Il a 33 ans cette année, et pour beaucoup, il reste le meilleur jeu vidéo tiré de la bande dessinée Astérix. Sorti en 1992, ce titre mythique des salles d’arcade surprend par son origine : il est l’œuvre d’un studio japonais. Plongée dans ce classique intemporel.
Un succès inattendu signé Konami
Nous sommes en 1992. Les consoles de salon n’ont pas encore la puissance que nous connaissons. Les salles d’arcade sont le cœur battant du jeu vidéo.
C’est dans ce contexte que Konami, géant japonais déjà célèbre pour des titres comme Sunset Riders ou TMNT Turtles in Time, décide d’adapter la célèbre licence franco-belge. Un choix audacieux pour l’époque.
Malgré les doutes initiaux, Konami prouve sa maîtrise. L’adaptation d’Astérix en jeu d’arcade est un coup de maître. Elle s’impose rapidement comme une référence.
L’esprit gaulois capturé par le Japon
Le jeu Astérix est un beat’em up classique. Le joueur incarne soit Astérix, rapide et agile, soit Obélix, lent mais incroyablement fort.
Jouer à deux en coopération est d’ailleurs l’une des forces du titre. Les bornes d’arcade favorisent cette camaraderie, ce défi partagé face aux Romains.
Dès les premières minutes, la fidélité à la BD frappe. Voir Astérix donner sa gifle rotative ou Obélix écraser un légionnaire rappelle immédiatement les cases d’Uderzo et Goscinny.
Ce souci du détail et cet humour sont la clé.
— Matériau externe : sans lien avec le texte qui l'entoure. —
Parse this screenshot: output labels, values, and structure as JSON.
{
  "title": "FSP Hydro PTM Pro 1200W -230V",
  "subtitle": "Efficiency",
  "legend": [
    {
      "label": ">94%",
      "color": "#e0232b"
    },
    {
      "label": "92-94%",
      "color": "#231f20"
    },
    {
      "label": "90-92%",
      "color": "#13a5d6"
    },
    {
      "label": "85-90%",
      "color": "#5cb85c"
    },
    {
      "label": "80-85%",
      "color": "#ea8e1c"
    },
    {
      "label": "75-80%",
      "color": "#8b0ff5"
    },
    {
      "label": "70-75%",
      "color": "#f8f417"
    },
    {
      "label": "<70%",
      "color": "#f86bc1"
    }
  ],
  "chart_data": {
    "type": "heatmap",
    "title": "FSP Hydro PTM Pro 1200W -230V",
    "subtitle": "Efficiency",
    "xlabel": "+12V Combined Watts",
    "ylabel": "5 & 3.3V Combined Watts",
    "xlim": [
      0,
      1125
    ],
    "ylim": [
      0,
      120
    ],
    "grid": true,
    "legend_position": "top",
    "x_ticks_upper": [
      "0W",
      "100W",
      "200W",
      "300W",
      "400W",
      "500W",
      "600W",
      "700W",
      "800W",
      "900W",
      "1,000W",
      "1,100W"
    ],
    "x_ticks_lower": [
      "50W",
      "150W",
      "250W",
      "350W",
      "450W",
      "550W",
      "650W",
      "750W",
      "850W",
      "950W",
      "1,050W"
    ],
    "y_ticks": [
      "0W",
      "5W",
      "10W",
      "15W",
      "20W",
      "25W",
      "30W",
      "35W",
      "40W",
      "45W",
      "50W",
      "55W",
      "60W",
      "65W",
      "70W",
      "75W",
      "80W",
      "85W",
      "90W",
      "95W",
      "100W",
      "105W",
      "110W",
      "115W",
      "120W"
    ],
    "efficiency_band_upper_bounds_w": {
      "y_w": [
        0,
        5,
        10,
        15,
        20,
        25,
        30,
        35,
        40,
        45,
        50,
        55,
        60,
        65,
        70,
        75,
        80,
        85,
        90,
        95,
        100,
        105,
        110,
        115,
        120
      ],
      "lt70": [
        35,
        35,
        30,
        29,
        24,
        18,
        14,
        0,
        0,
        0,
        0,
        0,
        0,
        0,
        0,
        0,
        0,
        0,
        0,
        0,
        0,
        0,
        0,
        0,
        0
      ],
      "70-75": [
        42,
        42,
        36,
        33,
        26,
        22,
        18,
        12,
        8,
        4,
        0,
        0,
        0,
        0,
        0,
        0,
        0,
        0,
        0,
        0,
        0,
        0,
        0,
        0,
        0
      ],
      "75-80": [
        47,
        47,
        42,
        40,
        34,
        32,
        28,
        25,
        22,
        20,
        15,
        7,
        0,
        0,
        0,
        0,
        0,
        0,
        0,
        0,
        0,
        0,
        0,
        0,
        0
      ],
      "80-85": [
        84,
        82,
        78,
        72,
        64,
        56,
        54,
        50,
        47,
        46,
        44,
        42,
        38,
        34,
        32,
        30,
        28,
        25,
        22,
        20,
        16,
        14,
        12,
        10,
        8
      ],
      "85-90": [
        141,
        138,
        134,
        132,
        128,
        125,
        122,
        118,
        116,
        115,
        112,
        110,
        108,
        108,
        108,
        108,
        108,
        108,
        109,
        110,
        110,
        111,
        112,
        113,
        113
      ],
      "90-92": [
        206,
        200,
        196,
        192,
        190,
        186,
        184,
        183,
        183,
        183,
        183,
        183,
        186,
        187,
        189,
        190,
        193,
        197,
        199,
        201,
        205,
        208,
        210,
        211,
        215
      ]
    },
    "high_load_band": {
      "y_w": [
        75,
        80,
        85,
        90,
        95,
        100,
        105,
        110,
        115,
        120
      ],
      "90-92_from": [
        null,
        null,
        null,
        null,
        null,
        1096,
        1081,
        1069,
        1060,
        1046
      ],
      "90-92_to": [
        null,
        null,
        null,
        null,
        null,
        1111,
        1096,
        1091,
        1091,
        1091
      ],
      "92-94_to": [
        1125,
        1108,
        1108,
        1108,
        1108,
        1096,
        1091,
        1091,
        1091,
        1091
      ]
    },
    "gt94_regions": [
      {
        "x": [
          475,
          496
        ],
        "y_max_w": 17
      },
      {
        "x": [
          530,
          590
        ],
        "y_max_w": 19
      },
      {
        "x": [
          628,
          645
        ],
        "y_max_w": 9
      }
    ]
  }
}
Le jeu ne se contente pas d’adapter. Il s’anime sous nos yeux, donnant l’impression de jouer un véritable dessin animé.
Une potion magique visuelle et sonore
Oubliez les adaptations souvent décevantes de l’époque, notamment celles éditées par Infogrames sur des consoles comme la NES, la Super NES ou la Mega Drive.
Le jeu Astérix de Konami est différent. Chaque niveau est un tableau vivant. On traverse les marchés d’Hispanie, les ruines d’Italie, ou les glaciers germaniques.
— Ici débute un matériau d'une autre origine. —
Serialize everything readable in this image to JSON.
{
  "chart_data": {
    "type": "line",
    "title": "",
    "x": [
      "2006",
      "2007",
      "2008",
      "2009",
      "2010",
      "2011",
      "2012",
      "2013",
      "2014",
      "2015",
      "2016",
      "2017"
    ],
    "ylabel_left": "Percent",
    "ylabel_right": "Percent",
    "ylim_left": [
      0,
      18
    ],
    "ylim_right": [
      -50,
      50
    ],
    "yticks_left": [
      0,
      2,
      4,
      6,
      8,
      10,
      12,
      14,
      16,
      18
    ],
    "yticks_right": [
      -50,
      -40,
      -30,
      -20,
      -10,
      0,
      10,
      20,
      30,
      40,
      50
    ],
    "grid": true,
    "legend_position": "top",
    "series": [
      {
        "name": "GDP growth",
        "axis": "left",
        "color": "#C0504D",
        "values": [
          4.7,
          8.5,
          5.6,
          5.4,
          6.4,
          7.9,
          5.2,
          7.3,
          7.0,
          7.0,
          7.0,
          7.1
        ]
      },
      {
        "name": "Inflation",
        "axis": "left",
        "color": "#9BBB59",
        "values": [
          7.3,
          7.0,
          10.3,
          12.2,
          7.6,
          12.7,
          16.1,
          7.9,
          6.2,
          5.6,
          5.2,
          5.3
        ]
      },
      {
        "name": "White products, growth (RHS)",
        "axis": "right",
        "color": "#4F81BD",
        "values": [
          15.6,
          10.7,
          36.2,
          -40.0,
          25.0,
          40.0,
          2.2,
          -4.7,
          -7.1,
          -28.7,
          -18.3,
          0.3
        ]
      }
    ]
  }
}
Les décors et personnages s’inspirent des albums. Les graphismes sont colorés et respectueux des proportions. On croirait presque qu’Albert Uderzo a supervisé le projet.
L’ambiance sonore contribue aussi à l’immersion. Les bruitages caractéristiques et les thèmes restent gravés dans les mémoires. On reconnaissait la borne d’arcade rien qu’au son.
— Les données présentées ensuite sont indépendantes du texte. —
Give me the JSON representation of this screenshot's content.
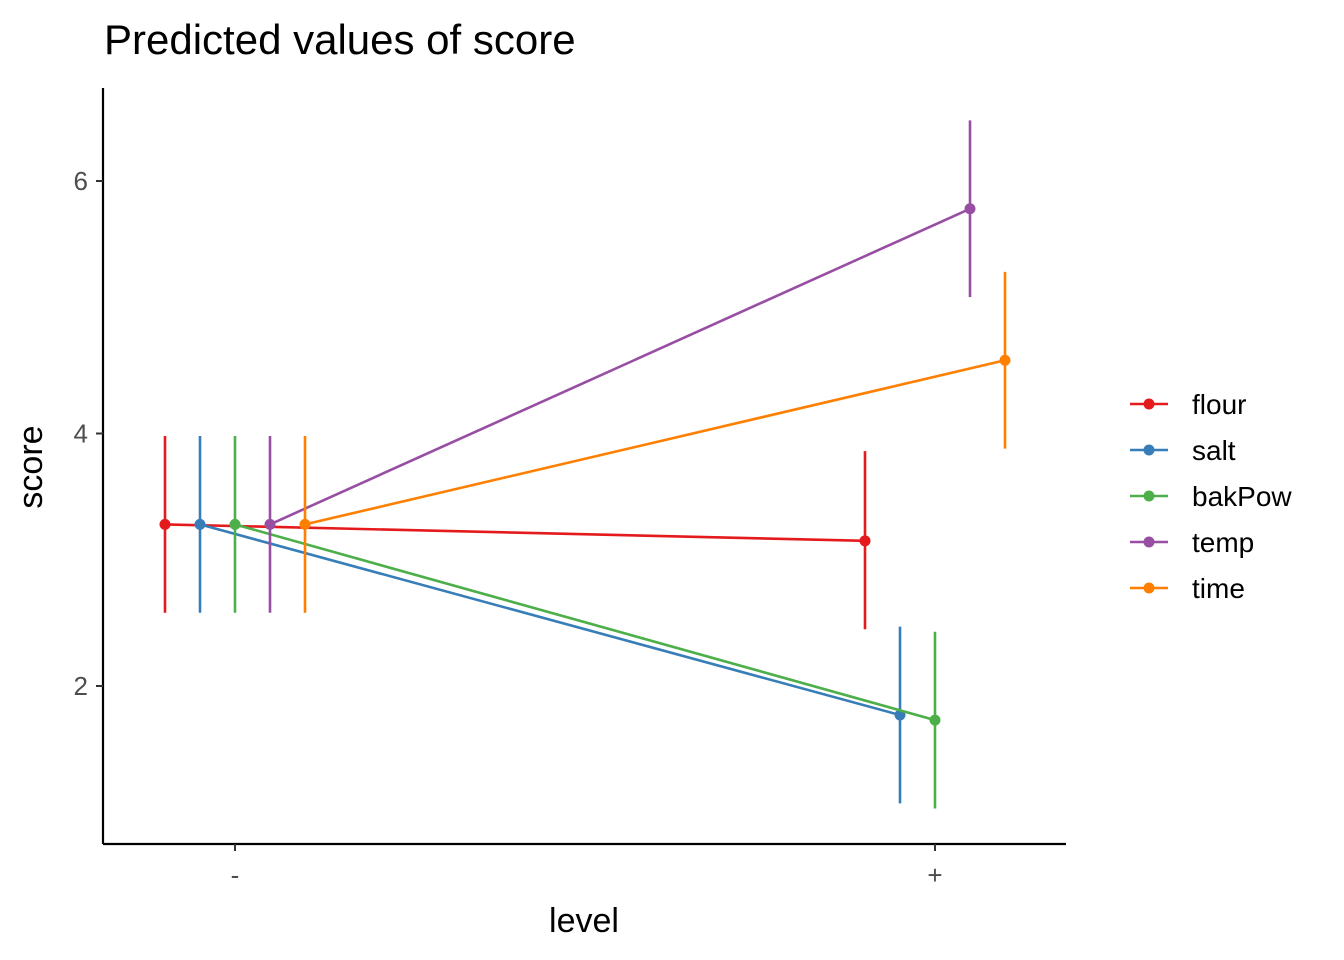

Ce jeu a créé un pont culturel inattendu. Il lie la bande dessinée franco-belge à l’univers du jeu vidéo japonais. C’est une fusion réussie.
Le meilleur jeu Astérix, toujours en arcade ?
Le jeu débute de manière magistrale. Le premier niveau, du village à la forêt, est parfait. Le plaisir de jeu est intense malgré une jouabilité simple à deux boutons.
Il faut admettre que le jeu peut devenir répétitif. La difficulté est aussi très présente. Beaucoup de pièces de monnaie ont été englouties face à certains boss.
Mais 33 ans plus tard, son aura reste intacte. Ce Astérix d’arcade n’a jamais eu de portage officiel sur consoles ou PC. Cela ajoute à son mythe de trésor caché.
Aujourd’hui, de nombreux joueurs y rejouent via l’émulation. Dès le « Youhouuu » annonçant le crédit, la magie opère à nouveau. L’esprit Astérix est là, fidèle et intemporel.
La question demeure : verra-t-on un jour un remaster ou une suite spirituelle respectueuse ? Les tentatives récentes, comme la série « Baffez-les Tous » de Microids, n’ont pas convaincu les puristes de l’arcade.